14. Bölüm

261 48 0
                                    





Her insanın bir öyküsü vardır,
ama her insanın bir şiiri yoktur...

ÖZDEMİR ASAF



Uyuyordum!

Garip bir şekilde de farkındaydım korkunç bir kabusun içinde olduğumun, hayatımda uyanmayı hiç bu kadar çok istememiştim ama bedenimin hiç bir uzvuna söz geçiremiyordum. Üzerime karabasan gibi çökmüştü gece.
Neden bu karanlıktan çıkıpta güneşin vurduğu, aydınlık odamda uyanamıyordum.
Eğer bedenimi bu derin uykudan uyandıramazsam bu kabuslarla dolu gece hiç bitmeyecekti, karşımda simsiyah gözleriyle bana bakan yine aynı adam vardı, beni sımsıkı tutup, başıma silahı dayamış, beni öldüreceği anı bekliyordu. Ağlamaktan başka elimden hiç bir şey gelmiyordu.
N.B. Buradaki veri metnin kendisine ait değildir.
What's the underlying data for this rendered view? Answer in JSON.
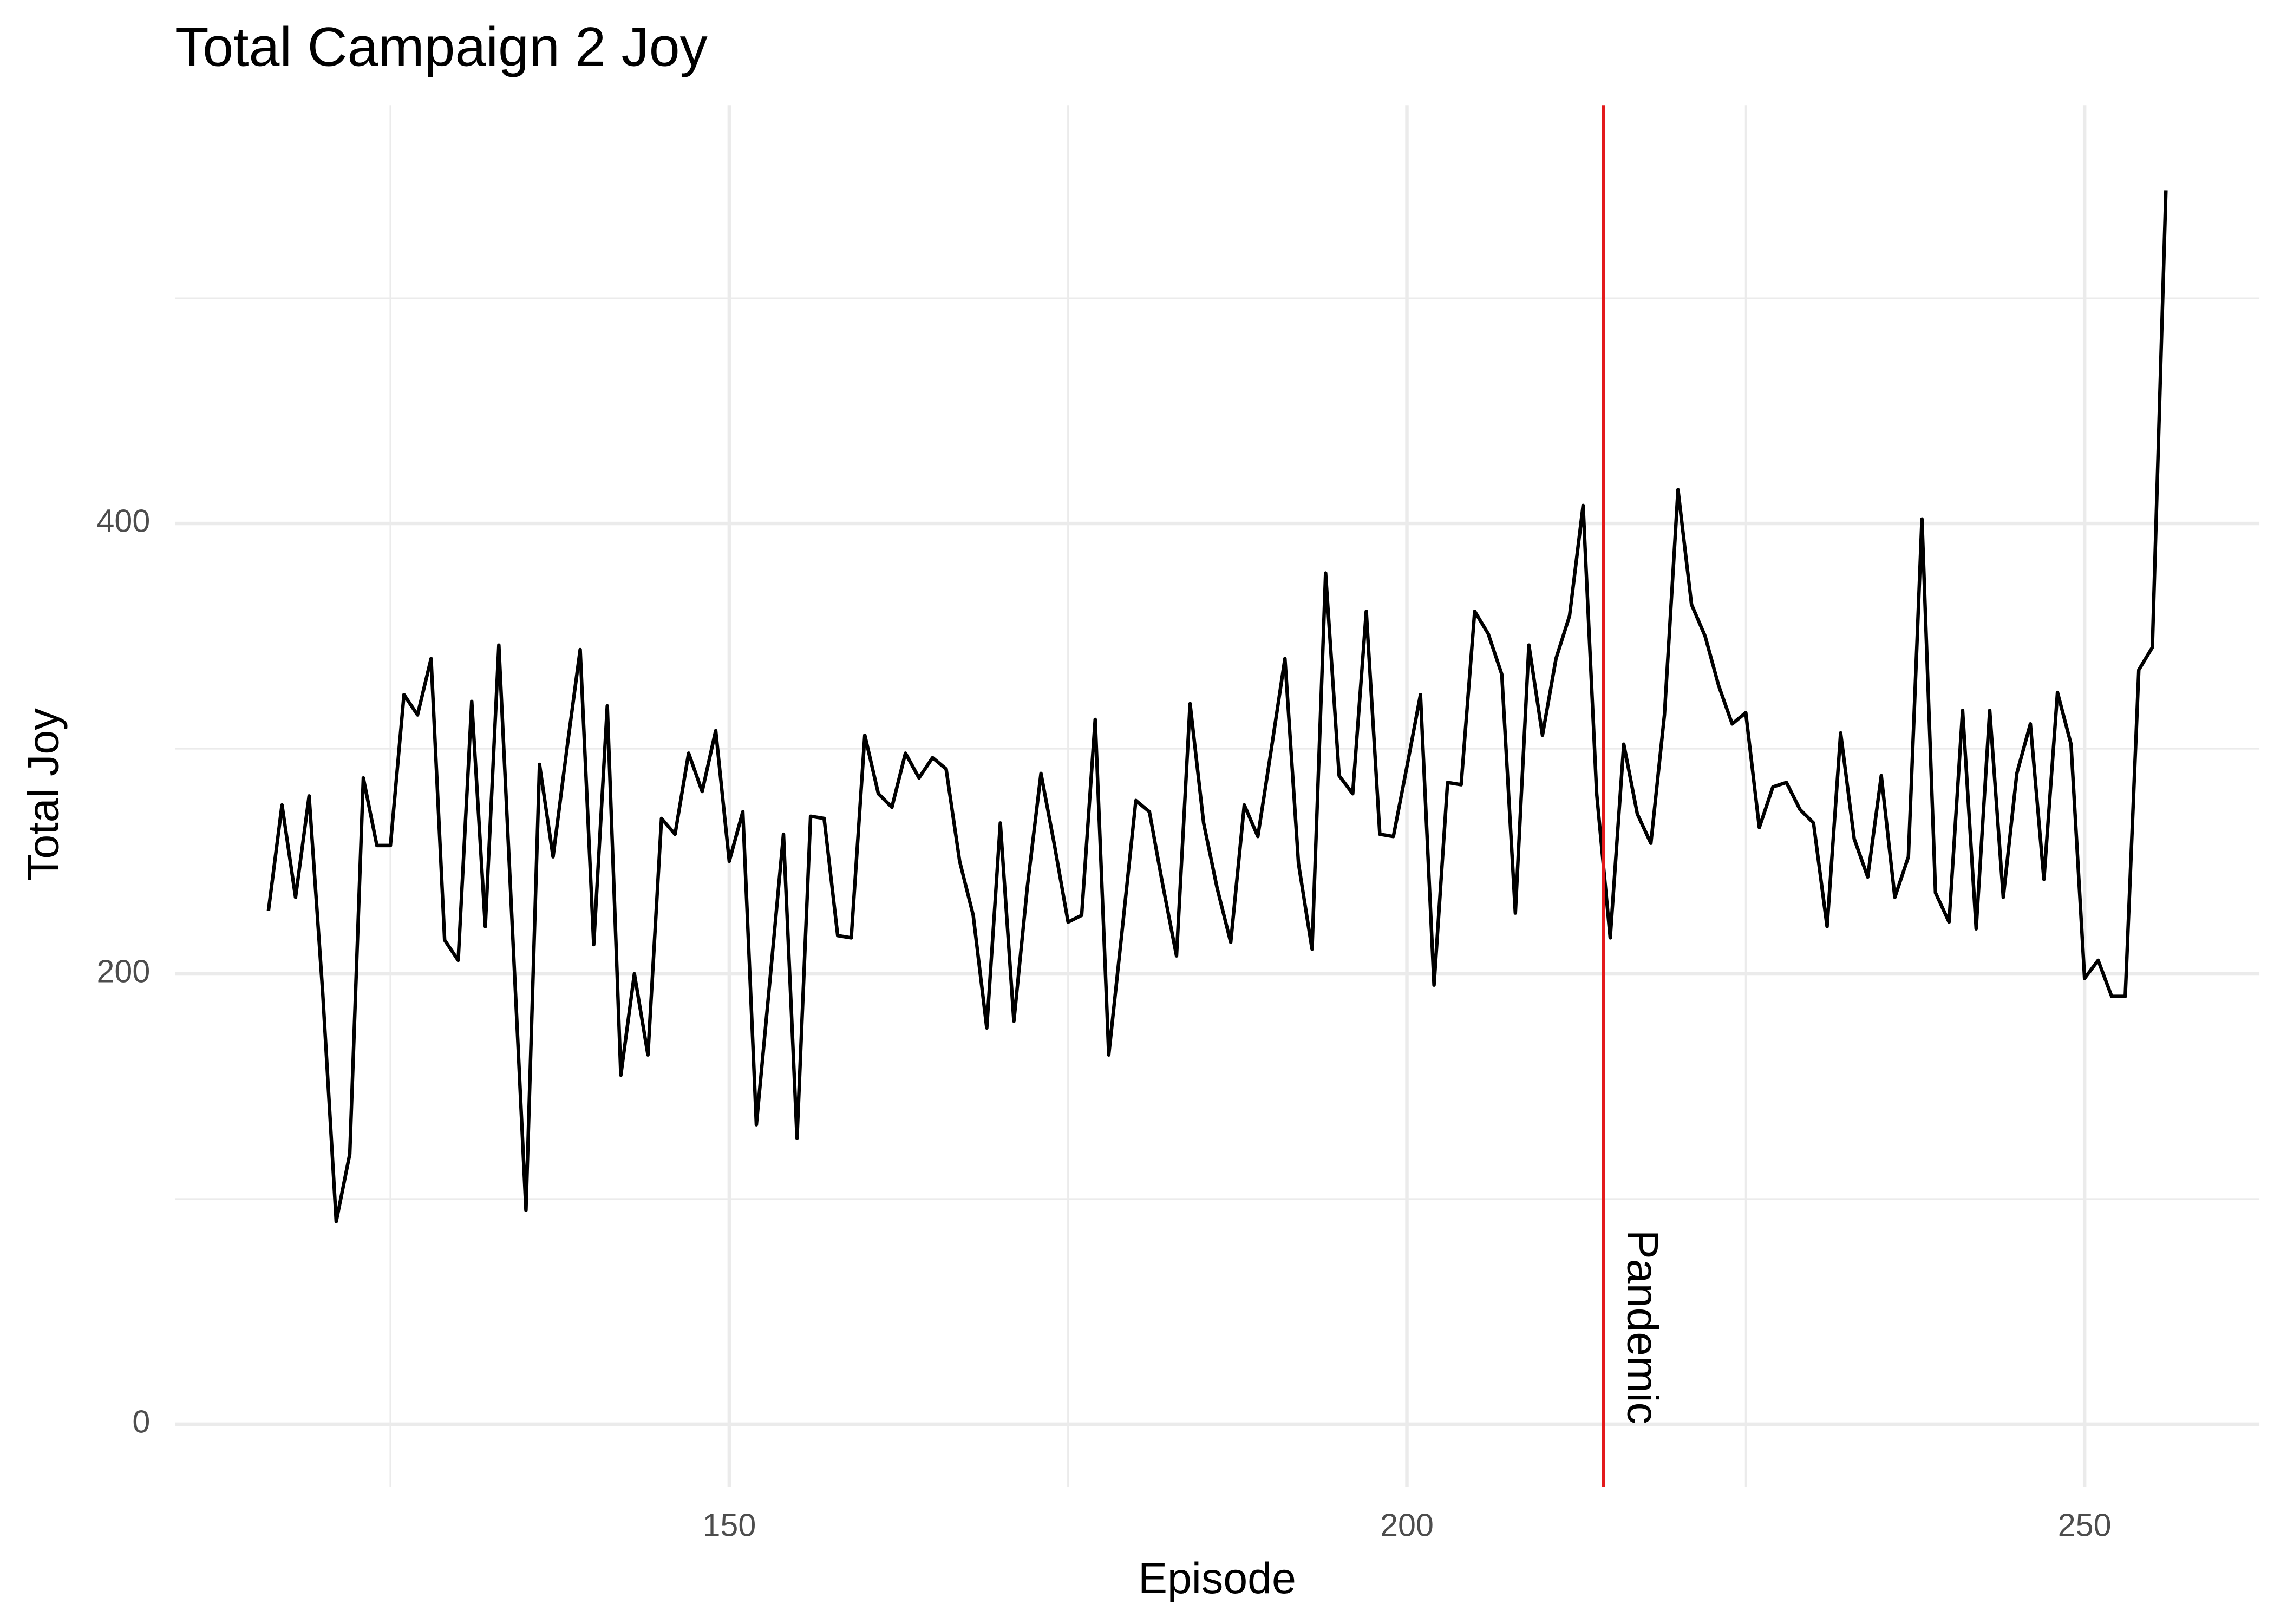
{
  "chart_data": {
    "type": "line",
    "title": "Total Campaign 2 Joy",
    "x_label": "Episode",
    "y_label": "Total Joy",
    "x": [
      116,
      117,
      118,
      119,
      120,
      121,
      122,
      123,
      124,
      125,
      126,
      127,
      128,
      129,
      130,
      131,
      132,
      133,
      134,
      135,
      136,
      137,
      138,
      139,
      140,
      141,
      142,
      143,
      144,
      145,
      146,
      147,
      148,
      149,
      150,
      151,
      152,
      153,
      154,
      155,
      156,
      157,
      158,
      159,
      160,
      161,
      162,
      163,
      164,
      165,
      166,
      167,
      168,
      169,
      170,
      171,
      172,
      173,
      174,
      175,
      176,
      177,
      178,
      179,
      180,
      181,
      182,
      183,
      184,
      185,
      186,
      187,
      188,
      189,
      190,
      191,
      192,
      193,
      194,
      195,
      196,
      197,
      198,
      199,
      200,
      201,
      202,
      203,
      204,
      205,
      206,
      207,
      208,
      209,
      210,
      211,
      212,
      213,
      214,
      215,
      216,
      217,
      218,
      219,
      220,
      221,
      222,
      223,
      224,
      225,
      226,
      227,
      228,
      229,
      230,
      231,
      232,
      233,
      234,
      235,
      236,
      237,
      238,
      239,
      240,
      241,
      242,
      243,
      244,
      245,
      246,
      247,
      248,
      249,
      250,
      251,
      252,
      253,
      254,
      255,
      256
    ],
    "values": [
      228,
      275,
      234,
      279,
      192,
      90,
      120,
      287,
      257,
      257,
      324,
      315,
      340,
      215,
      206,
      321,
      221,
      346,
      220,
      95,
      293,
      252,
      299,
      344,
      213,
      319,
      155,
      200,
      164,
      269,
      262,
      298,
      281,
      308,
      250,
      272,
      133,
      197,
      262,
      127,
      270,
      269,
      217,
      216,
      306,
      280,
      274,
      298,
      287,
      296,
      291,
      250,
      226,
      176,
      267,
      179,
      239,
      289,
      257,
      223,
      226,
      313,
      164,
      220,
      277,
      272,
      239,
      208,
      320,
      267,
      238,
      214,
      275,
      261,
      300,
      340,
      249,
      211,
      378,
      288,
      280,
      361,
      262,
      261,
      292,
      324,
      195,
      285,
      284,
      361,
      351,
      333,
      227,
      346,
      306,
      340,
      359,
      408,
      280,
      216,
      302,
      271,
      258,
      315,
      415,
      364,
      350,
      328,
      311,
      316,
      265,
      283,
      285,
      273,
      267,
      221,
      307,
      260,
      243,
      288,
      234,
      252,
      402,
      236,
      223,
      317,
      220,
      317,
      234,
      289,
      311,
      242,
      325,
      302,
      198,
      206,
      190,
      190,
      335,
      345,
      548
    ],
    "color": "#000000",
    "xlim": [
      109.1,
      262.9
    ],
    "ylim": [
      -27.8,
      585.8
    ],
    "xticks": [
      150,
      200,
      250
    ],
    "yticks": [
      0,
      200,
      400
    ],
    "x_minor_ticks": [
      125,
      175,
      225
    ],
    "y_minor_ticks": [
      100,
      300,
      500
    ],
    "grid": true,
    "annotation": {
      "text": "Pandemic",
      "x": 214.5,
      "color": "#e31a1c"
    }
  }
}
"Seni eninde sonunda öldüreceğim Nehir bunu biliyorsun değil mi.? tıpkı diğerlerini öldürdüğüm gibi, şu yerdeki ölü bedenlere baksana Nehir!, hiç biri benden kaçamadı. Sende benden kaçamayacaksın."

Bu adam benim ismimi nerden biliyordu, iğrenç sesinden duyduğum ismimden nefret etmiştim. Burnumun dibine kadar gelmiş, elleriyle ağzımı kapatmıştı.

Gözleriyle işaret ettiği yere baktım, yerde ayaklarımızın dibinde bir sürü ceset vardı, öldürdüğü korumamız bile tekrar bu rüyadaydı. O da yerde boylu boyunca kanlar içindeydi.
Gözlerimi yerdeki bedenlerde gezdirmeye devam ettim, gözüme çarpan bir renk bana çok tanıdık gelmişti.
Lila rengi, kızımın bu sabah giydiği elbiseydi bu, olamaz! elbiseye sızmış kanları takip ederek yüzünü seçmeye çalıştım. Bu kızım Deniz'di.
Kapanan ağzıma rağmen çığlığımı duyabiliyordum. Bu katil kızımı öldürmüş olamazdı. Beni de başıma dayadığı silahla vurması için tüm güçümle çırpınıyordum, yoksa çıplak ellerimle onu parçalayabilirdim. Hiç durmayan göz yaşlarımın bir önemi yoktu. Feryat ediyordum ama sesimi ben bile duyamıyordum.

Bir el silah sesi duyduğumda, bedenimin yere düştüğünü hissedebiliyordum. Galiba bu sefer vurulan bendim.
Yere düşen bedenimde sızan kanı görebiliyor ama tuhaf bir şekilde canımın acısını hissetmiyordum. Ölmeden önce son gücümle düştüğüm yerden sürünerek kızımın cansız bedenine gitmeye çalışıyordum.
Ellerimle uzanıp kızıma dokunduğumda buz gibi teniyle karşılaştım, hayır! hayır! kızım ölmüş olamazdı, attığım çığlığım kulakları sağır etmeye yeterdi. Kime neye yalvadığımı bilmeden, ağzımdan çıkan belirsiz kelimeler hıçkırıklarıma karışıyordu.

"Hayır!...."
"Deniz! ....uyan kızım bak ben burdayım.... hayır!... Deniiiz..."

"Allahım ne olur bu bir rüya olsun..."

Galiba bu duayı bir kere daha haykırmıştım, ve şimdi yeniden bütün gerçekliklerden kopuyordum, bedenimin başka bir karanlığa sürüklendiğini hissedebiliyordum.

.....

Sarsılan bedenimle birlikte kulaklarıma değen hıçkırıklarla dolu sesi anlamaya çalışıyordum.

"Anne... anne lütfen uyan."
"Annecim korkuyorum, ne olursun uyan artık.."

Gözlerimi zorlukla açmaya çalıştım. Bu sefer uyanmayı başarmalıydım.
Galiba uykumda rüya içinde rüya görüyordum, o kadar gerçekçiydi ki, yüzümde hissettiğim ıslaklıkla hala ağlamaya devam ediyordum.

Önce kafamın içinde duyduğum sesi algılamaya çalıştım.
Deniz!. Kızım!.. bana sımsıkı sarılıp ağlayan kızımdı. Gözlerimi sonunda açabildiğimde,
bana sarılı olan kızımı farkettim, yaşadığım korkuyla bende sımsıkı sarılmaya başladım.